Sherry Bebitch Jeffe, Professor of the Practice of Public Policy Communication, Sol Price School of Public Policy and Doug Jeffe, Communications and Public Affairs Strategist


“We have met the enemy and he is us,” opined Pogo, that sage possum of the Sunday comics.

That could have been the theme of the recent California Democratic Party Convention in Sacramento.  There is a pertinent rule of political thumb: “A party is never more united when it’s out of power, struggling to get in. A party is never more disunited than when it’s in power, fighting over how, where, and who decides to use it.” With Republicans in the Golden State relegated to the sidelines, California Democrats have turned to fighting each other.

At the CDP convention it was the “Berniecrats” versus the “Establishment”–vitriolic contempt for Donald Trump was their only common ground.

With crusty Democratic Chairman John Burton retiring, the race for party chair came down to long-time LA County Chairman, and political insider, Eric Bauman and San Francisco Bay Area activist Kimberly Ellis, who had strong support from the Bernie Sanders crowd—spearheaded by the California Nurses Association.   The California Nurses were among the staunchest Sanders supporters and led the protests at the 2016 Democratic National Convention.  Their disdain for the party regulars holds no bounds.

When Bauman—the early favorite—eked out a  62- vote victory, the Bernie people cried foul and demanded a ballot audit.  It appears the Bauman victory will stand, but so will the hard feelings intensified in the process.

Aside from the race for chair, the big issue on the convention floor was health care.  The Nurses Association is pushing a bill—SB 562—to establish a single-payer health care system in California.  The group  was relentless in pressuring candidates and the party to support the measure not-so-gently hinting that Democratic candidates opposing single-payer could find themselves “primaried” by the party’s left.

“We’re not going to unify around the status quo,” Rose Ann DeMoro, the powerful head of the California Nurses Assn., told delegates. “Consensus for consensus’ sake is over.”

A legislative staff analysis tagged the cost of implementing the bill at $400 billion per year.
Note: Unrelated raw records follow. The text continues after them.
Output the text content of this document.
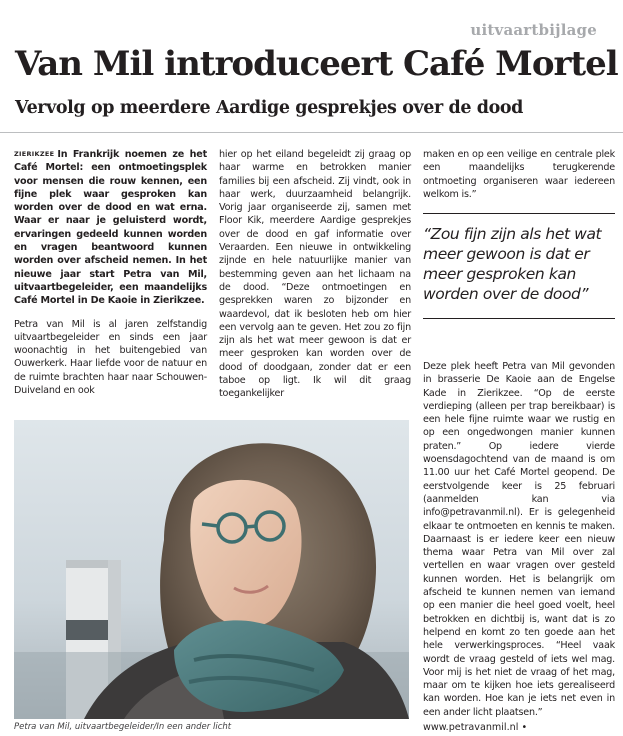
uitvaartbijlage
Van Mil introduceert Café Mortel
Vervolg op meerdere Aardige gesprekjes over de dood

ZIERIKZEE In Frankrijk noemen ze het Café Mortel: een ontmoetingsplek voor mensen die rouw kennen, een fijne plek waar gesproken kan worden over de dood en wat erna. Waar er naar je geluisterd wordt, ervaringen gedeeld kunnen worden en vragen beantwoord kunnen worden over afscheid nemen. In het nieuwe jaar start Petra van Mil, uitvaartbegeleider, een maandelijks Café Mortel in De Kaoie in Zierikzee.

Petra van Mil is al jaren zelfstandig uitvaartbegeleider en sinds een jaar woonachtig in het buitengebied van Ouwerkerk. Haar liefde voor de natuur en de ruimte brachten haar naar Schouwen-Duiveland en ook

hier op het eiland begeleidt zij graag op haar warme en betrokken manier families bij een afscheid. Zij vindt, ook in haar werk, duurzaamheid belangrijk. Vorig jaar organiseerde zij, samen met Floor Kik, meerdere Aardige gesprekjes over de dood en gaf informatie over Veraarden. Een nieuwe in ontwikkeling zijnde en hele natuurlijke manier van bestemming geven aan het lichaam na de dood. “Deze ontmoetingen en gesprekken waren zo bijzonder en waardevol, dat ik besloten heb om hier een vervolg aan te geven. Het zou zo fijn zijn als het wat meer gewoon is dat er meer gesproken kan worden over de dood of doodgaan, zonder dat er een taboe op ligt. Ik wil dit graag toegankelijker

maken en op een veilige en centrale plek een maandelijks terugkerende ontmoeting organiseren waar iedereen welkom is.”

“Zou fijn zijn als het wat meer gewoon is dat er meer gesproken kan worden over de dood”

Deze plek heeft Petra van Mil gevonden in brasserie De Kaoie aan de Engelse Kade in Zierikzee. “Op de eerste verdieping (alleen per trap bereikbaar) is een hele fijne ruimte waar we rustig en op een ongedwongen manier kunnen praten.” Op iedere vierde woensdagochtend van de maand is om 11.00 uur het Café Mortel geopend. De eerstvolgende keer is 25 februari (aanmelden kan via info@petravanmil.nl). Er is gelegenheid elkaar te ontmoeten en kennis te maken. Daarnaast is er iedere keer een nieuw thema waar Petra van Mil over zal vertellen en waar vragen over gesteld kunnen worden. Het is belangrijk om afscheid te kunnen nemen van iemand op een manier die heel goed voelt, heel betrokken en dichtbij is, want dat is zo helpend en komt zo ten goede aan het hele verwerkingsproces. “Heel vaak wordt de vraag gesteld of iets wel mag. Voor mij is het niet de vraag of het mag, maar om te kijken hoe iets gerealiseerd kan worden. Hoe kan je iets net even in een ander licht plaatsen.”

Petra van Mil, uitvaartbegeleider/In een ander licht	www.petravanmil.nl •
That equals, according to Sacramento Bee columnist Dan Walters,” more than three times the entire state general fund budget.” That sum would probably wipe out just about every other spending program in Sacramento.  It is hard to imagine the California Teachers Association and other Sacramento power players jumping for joy at that prospect. Or California taxpayers, who would likely have to assume a hefty part of the cost.

The intra-party feuding is a hangover from last year’s Presidential nominating process when Senator Bernie Sanders faced off against Hillary Clinton.  Although Clinton won the nomination convincingly and carried California in the primary by a substantial margin, the Bernie folks have never accepted that the nominating process was on the up and up

Addressing the convention, potential gubernatorial candidates, by and large, gave lip service to single-payer health care without endorsing SB 562.  None of the contenders appeared to electrify the house—not even Lt. Gov. Gavin Newsom, the nurses’ fave, whose speech may have set a record for consecutive clichés and slogans.
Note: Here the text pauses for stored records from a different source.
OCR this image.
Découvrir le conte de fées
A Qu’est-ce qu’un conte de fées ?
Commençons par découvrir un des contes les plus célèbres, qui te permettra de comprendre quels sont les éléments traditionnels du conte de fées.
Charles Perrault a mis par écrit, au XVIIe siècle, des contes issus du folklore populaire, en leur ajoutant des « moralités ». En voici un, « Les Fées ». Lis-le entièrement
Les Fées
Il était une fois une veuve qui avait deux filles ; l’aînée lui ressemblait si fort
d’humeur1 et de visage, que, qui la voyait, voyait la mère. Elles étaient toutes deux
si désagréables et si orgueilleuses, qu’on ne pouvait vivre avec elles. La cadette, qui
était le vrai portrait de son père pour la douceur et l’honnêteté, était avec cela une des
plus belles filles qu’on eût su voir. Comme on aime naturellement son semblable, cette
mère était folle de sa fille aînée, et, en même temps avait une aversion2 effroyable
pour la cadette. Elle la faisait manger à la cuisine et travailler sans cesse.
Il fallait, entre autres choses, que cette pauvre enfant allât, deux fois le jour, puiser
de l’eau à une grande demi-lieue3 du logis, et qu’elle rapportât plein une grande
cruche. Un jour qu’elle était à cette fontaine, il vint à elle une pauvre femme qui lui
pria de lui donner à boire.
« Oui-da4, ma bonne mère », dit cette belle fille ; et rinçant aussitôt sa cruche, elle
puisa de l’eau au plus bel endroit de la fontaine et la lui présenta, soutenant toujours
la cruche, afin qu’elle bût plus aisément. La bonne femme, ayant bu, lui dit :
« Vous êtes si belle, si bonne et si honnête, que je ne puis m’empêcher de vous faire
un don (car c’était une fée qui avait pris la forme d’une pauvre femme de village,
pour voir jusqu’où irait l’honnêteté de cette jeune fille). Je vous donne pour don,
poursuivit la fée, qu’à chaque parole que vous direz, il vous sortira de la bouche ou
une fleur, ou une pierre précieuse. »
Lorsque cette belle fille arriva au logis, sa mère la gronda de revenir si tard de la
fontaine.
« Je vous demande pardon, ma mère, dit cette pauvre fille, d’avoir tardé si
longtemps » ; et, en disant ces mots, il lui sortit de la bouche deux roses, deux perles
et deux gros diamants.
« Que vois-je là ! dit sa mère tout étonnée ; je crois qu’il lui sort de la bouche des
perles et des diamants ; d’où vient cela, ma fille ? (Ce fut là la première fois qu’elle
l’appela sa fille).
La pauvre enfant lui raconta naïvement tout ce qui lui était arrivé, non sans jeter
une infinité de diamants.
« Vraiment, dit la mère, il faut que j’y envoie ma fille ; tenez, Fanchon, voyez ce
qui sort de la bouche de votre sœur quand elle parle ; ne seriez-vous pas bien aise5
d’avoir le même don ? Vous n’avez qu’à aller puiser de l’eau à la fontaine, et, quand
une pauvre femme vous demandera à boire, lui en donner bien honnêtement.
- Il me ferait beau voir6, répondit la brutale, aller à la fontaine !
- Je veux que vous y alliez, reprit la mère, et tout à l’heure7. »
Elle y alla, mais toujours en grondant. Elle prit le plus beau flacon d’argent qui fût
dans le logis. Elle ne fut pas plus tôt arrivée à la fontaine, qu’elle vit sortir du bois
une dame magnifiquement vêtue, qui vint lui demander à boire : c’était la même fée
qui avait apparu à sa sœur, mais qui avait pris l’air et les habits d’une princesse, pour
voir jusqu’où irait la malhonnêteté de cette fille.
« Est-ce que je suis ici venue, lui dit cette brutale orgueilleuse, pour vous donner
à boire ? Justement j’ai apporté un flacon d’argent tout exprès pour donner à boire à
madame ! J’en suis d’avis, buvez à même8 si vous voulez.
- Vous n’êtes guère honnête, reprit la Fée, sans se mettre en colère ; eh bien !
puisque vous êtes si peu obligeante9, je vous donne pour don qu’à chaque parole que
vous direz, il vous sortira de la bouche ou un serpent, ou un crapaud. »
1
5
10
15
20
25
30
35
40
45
However, Elvis (aka Congressman Adam Schiff) was definitely in the building! Schiff has become a highly visible (and audible) symbol of the anti-Trump “Resistance.” As the convention’s keynote speaker, Schiff delivered an Obamaesque address that had the crowd on its feet. The workhorse lawmaker, ranking Democrat on the House Intelligence Committee, has been cast into the national spotlight by the snowballing investigations of the Trump White House and campaign operatives. Calling for party unity at the convention, Schiff warned delegates, “We cannot afford division when the fate of the republic is at stake,” he said. “Our people are stronger united, our party is stronger together.”
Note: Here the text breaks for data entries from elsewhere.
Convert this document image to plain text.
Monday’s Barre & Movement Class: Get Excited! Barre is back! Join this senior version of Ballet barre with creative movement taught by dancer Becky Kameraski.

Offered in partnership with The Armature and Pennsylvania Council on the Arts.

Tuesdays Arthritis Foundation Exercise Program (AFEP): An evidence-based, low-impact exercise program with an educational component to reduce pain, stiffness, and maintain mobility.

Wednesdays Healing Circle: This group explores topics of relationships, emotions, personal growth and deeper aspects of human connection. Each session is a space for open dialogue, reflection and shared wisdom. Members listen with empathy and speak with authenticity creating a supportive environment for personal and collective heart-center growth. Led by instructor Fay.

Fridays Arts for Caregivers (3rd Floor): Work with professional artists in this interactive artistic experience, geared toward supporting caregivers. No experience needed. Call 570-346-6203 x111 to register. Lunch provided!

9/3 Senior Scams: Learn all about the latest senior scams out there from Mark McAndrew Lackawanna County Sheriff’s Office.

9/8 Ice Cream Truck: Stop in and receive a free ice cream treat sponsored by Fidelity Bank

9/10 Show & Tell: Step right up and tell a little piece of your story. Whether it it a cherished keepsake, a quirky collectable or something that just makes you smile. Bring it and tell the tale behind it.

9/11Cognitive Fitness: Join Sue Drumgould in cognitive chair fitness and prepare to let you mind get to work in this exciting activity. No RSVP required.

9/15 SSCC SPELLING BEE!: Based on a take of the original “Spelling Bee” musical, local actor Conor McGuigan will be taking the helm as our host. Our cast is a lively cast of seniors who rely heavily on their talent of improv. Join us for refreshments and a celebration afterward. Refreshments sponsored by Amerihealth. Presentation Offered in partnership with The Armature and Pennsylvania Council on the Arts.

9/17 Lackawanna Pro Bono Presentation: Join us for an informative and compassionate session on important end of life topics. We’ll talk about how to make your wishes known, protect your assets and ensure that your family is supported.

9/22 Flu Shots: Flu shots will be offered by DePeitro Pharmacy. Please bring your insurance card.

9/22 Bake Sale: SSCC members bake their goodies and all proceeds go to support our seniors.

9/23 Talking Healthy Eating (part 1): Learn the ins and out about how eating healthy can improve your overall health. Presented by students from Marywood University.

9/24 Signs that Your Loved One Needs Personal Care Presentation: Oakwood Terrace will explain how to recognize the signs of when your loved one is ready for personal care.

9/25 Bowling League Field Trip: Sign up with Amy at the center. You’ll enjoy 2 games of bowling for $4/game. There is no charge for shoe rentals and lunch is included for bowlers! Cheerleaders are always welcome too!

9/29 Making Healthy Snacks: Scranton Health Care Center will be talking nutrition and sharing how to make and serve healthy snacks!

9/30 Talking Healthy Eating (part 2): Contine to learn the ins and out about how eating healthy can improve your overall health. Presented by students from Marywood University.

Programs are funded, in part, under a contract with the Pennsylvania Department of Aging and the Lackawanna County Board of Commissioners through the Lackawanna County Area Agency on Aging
Actually, California Democrats don’t look to have much headwind in the statewide races; nonetheless,  but they still have to hold the supermajorities in both houses and run the table on Congressional seats if national Democrats have a hope of regaining the US House majority.

In the Golden State, where Democrats are riding high, and nationally where they are poised to cash in on President Trump’s unpopularity, the Democrats’ biggest obstacle may be overreaching by the party’s left.  Bernie Sanders lost the nomination to Hillary Clinton last year, but in the process he reinforced every negative perception of the former Secretary of State and validated the populist mantra that carried Donald Trump to the White House.  The Berniecrats’ hostility to “the Establishment” shows no sign of abating and will at the very least be a distraction from the job of taking back Congress.   And the party’s efforts to appease the left through policy positions could easily alienate voters in the middle—where elections are won.

Russia and former FBI Director James Comey may have contributed to 2016 disappointments, but if the Democrats stumble in 2018, particularly in California, they ‘ll likely have no one to blame but themselves.